Nr. 23 BRIEF VAN DE MINISTER-PRESIDENT, MINISTER VAN ALGEMENE ZAKEN

Aan de Voorzitter van de Tweede Kamer der Staten-Generaal

Den Haag, 2 februari 2023

Op 18 oktober 2022 (Handelingen II 2022/23, nr. 13, item 7) nam de Tweede Kamer een motie (Kamerstuk 36 200 III, nr. 16) aan met steun van de fracties van D66, PVV, SP, PvdA, GroenLinks, PvdD, FVD, Denk, Volt, Fractie Den Haan, BBB, Bij1, Groep Van Haga en Lid Gündogan. De motie bevat geen overwegingen en bestaat uit het verzoek aan de regering «een grondwetswijziging voor te stellen waarin de vrijstelling van belastingen voor de relevante leden van het Koninklijk Huis wordt afgeschaft».

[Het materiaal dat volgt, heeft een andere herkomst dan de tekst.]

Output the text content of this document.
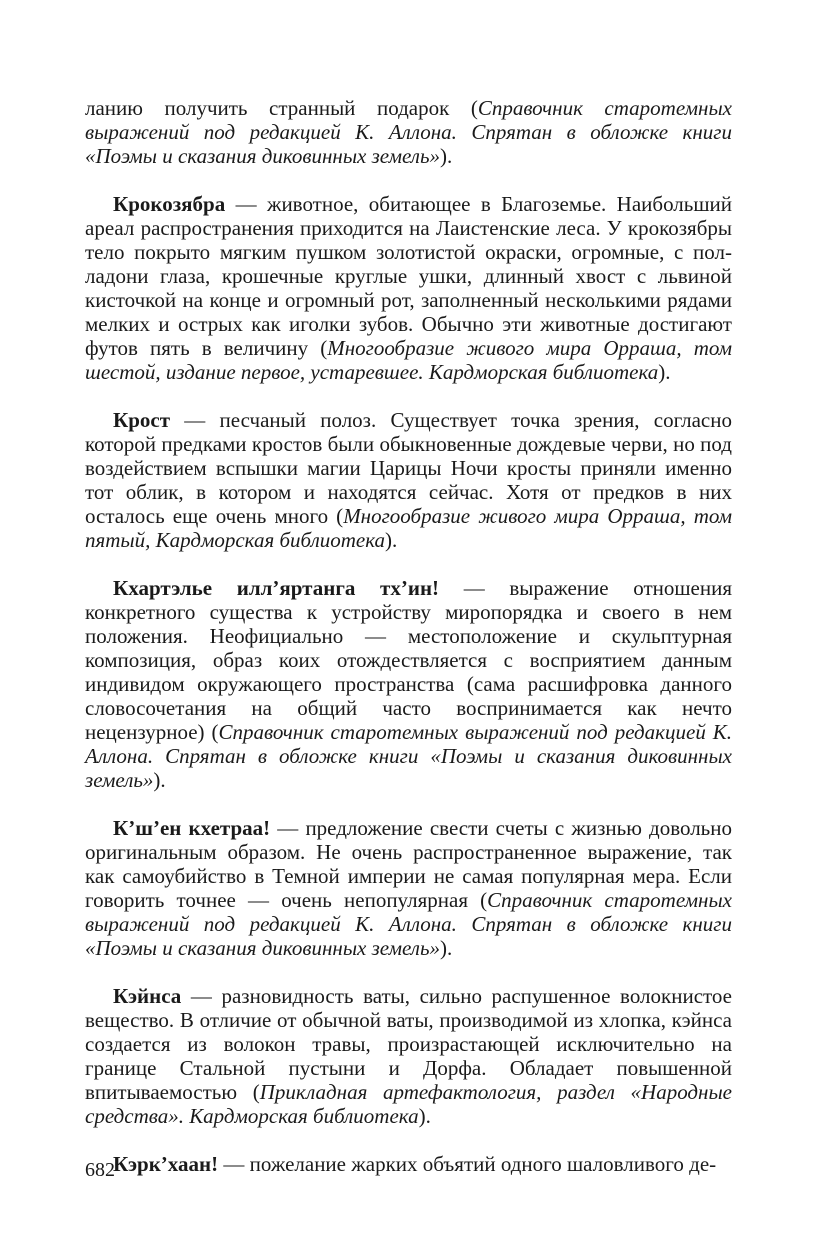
ланию получить странный подарок (Справочник старотемных выражений под редакцией К. Аллона. Спрятан в обложке книги «Поэмы и сказания диковинных земель»).

Крокозябра — животное, обитающее в Благоземье. Наибольший ареал распространения приходится на Лаистенские леса. У крокозябры тело покрыто мягким пушком золотистой окраски, огромные, с пол-ладони глаза, крошечные круглые ушки, длинный хвост с львиной кисточкой на конце и огромный рот, заполненный несколькими рядами мелких и острых как иголки зубов. Обычно эти животные достигают футов пять в величину (Многообразие живого мира Орраша, том шестой, издание первое, устаревшее. Кардморская библиотека).

Крост — песчаный полоз. Существует точка зрения, согласно которой предками кростов были обыкновенные дождевые черви, но под воздействием вспышки магии Царицы Ночи кросты приняли именно тот облик, в котором и находятся сейчас. Хотя от предков в них осталось еще очень много (Многообразие живого мира Орраша, том пятый, Кардморская библиотека).

Кхартэлье илл’яртанга тх’ин! — выражение отношения конкретного существа к устройству миропорядка и своего в нем положения. Неофициально — местоположение и скульптурная композиция, образ коих отождествляется с восприятием данным индивидом окружающего пространства (сама расшифровка данного словосочетания на общий часто воспринимается как нечто нецензурное) (Справочник старотемных выражений под редакцией К. Аллона. Спрятан в обложке книги «Поэмы и сказания диковинных земель»).

К’ш’ен кхетраа! — предложение свести счеты с жизнью довольно оригинальным образом. Не очень распространенное выражение, так как самоубийство в Темной империи не самая популярная мера. Если говорить точнее — очень непопулярная (Справочник старотемных выражений под редакцией К. Аллона. Спрятан в обложке книги «Поэмы и сказания диковинных земель»).

Кэйнса — разновидность ваты, сильно распушенное волокнистое вещество. В отличие от обычной ваты, производимой из хлопка, кэйнса создается из волокон травы, произрастающей исключительно на границе Стальной пустыни и Дорфа. Обладает повышенной впитываемостью (Прикладная артефактология, раздел «Народные средства». Кардморская библиотека).

Кэрк’хаан! — пожелание жарких объятий одного шаловливого де-

682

In het debat over de begrotingsstaat van de Koning (I) voor het jaar 2023 op 11 oktober 2022 (Handelingen II 2022/23, nr. 10, item 17), waarbij de motie is ingediend, is deze motie ontraden met een verwijzing naar de inbreng vanuit het kabinet tijdens het debat.

In deze inbreng is onder meer gewezen op het feit dat de grondwettelijke uitkeringen in 2009 met brede steun in beide Kamers opnieuw zijn vastgesteld tezamen met enkele andere aanpassingen van het stelsel, op de evaluatie hiervan door ABDTopconsult in 2015, met inbegrip van de complexiteit van de fiscale aspecten, op het bruteringsvraagstuk en het grondwettelijk vereiste van een gekwalificeerde meerderheid van twee derden bij wijzigingen.

Verder is bij deze inbreng in algemene zin gewezen op de verhouding tussen situationele en tijdsgebonden factoren tegenover het zwaarwegende belang voor een kwetsbare instelling van continuïteit in de financiering die vraagt om een bestendige lijn voor de lange termijn.

Tot slot is in het debat de brief van 6 oktober 2022 (Kamerstuk 36 200 I, nr. 4) genoemd over de ontwikkelingen in het stelsel van begrotingshoofdstuk I met de aankondiging van een aanvraag om voorlichting door de Afdeling advisering van de Raad van State. De inhoud van deze brief gaf tijdens het debat geen aanleiding tot vragen daarover en het voorstel in de brief kon rekenen op instemming. In het debat heb ik naar aanleiding van de brief (Kamerstuk 35 570 I, nr. 11) desgevraagd mijn intentie bevestigd ten aanzien van de motie van het lid Sneller (Kamerstuk 35 470 I, nr. 8).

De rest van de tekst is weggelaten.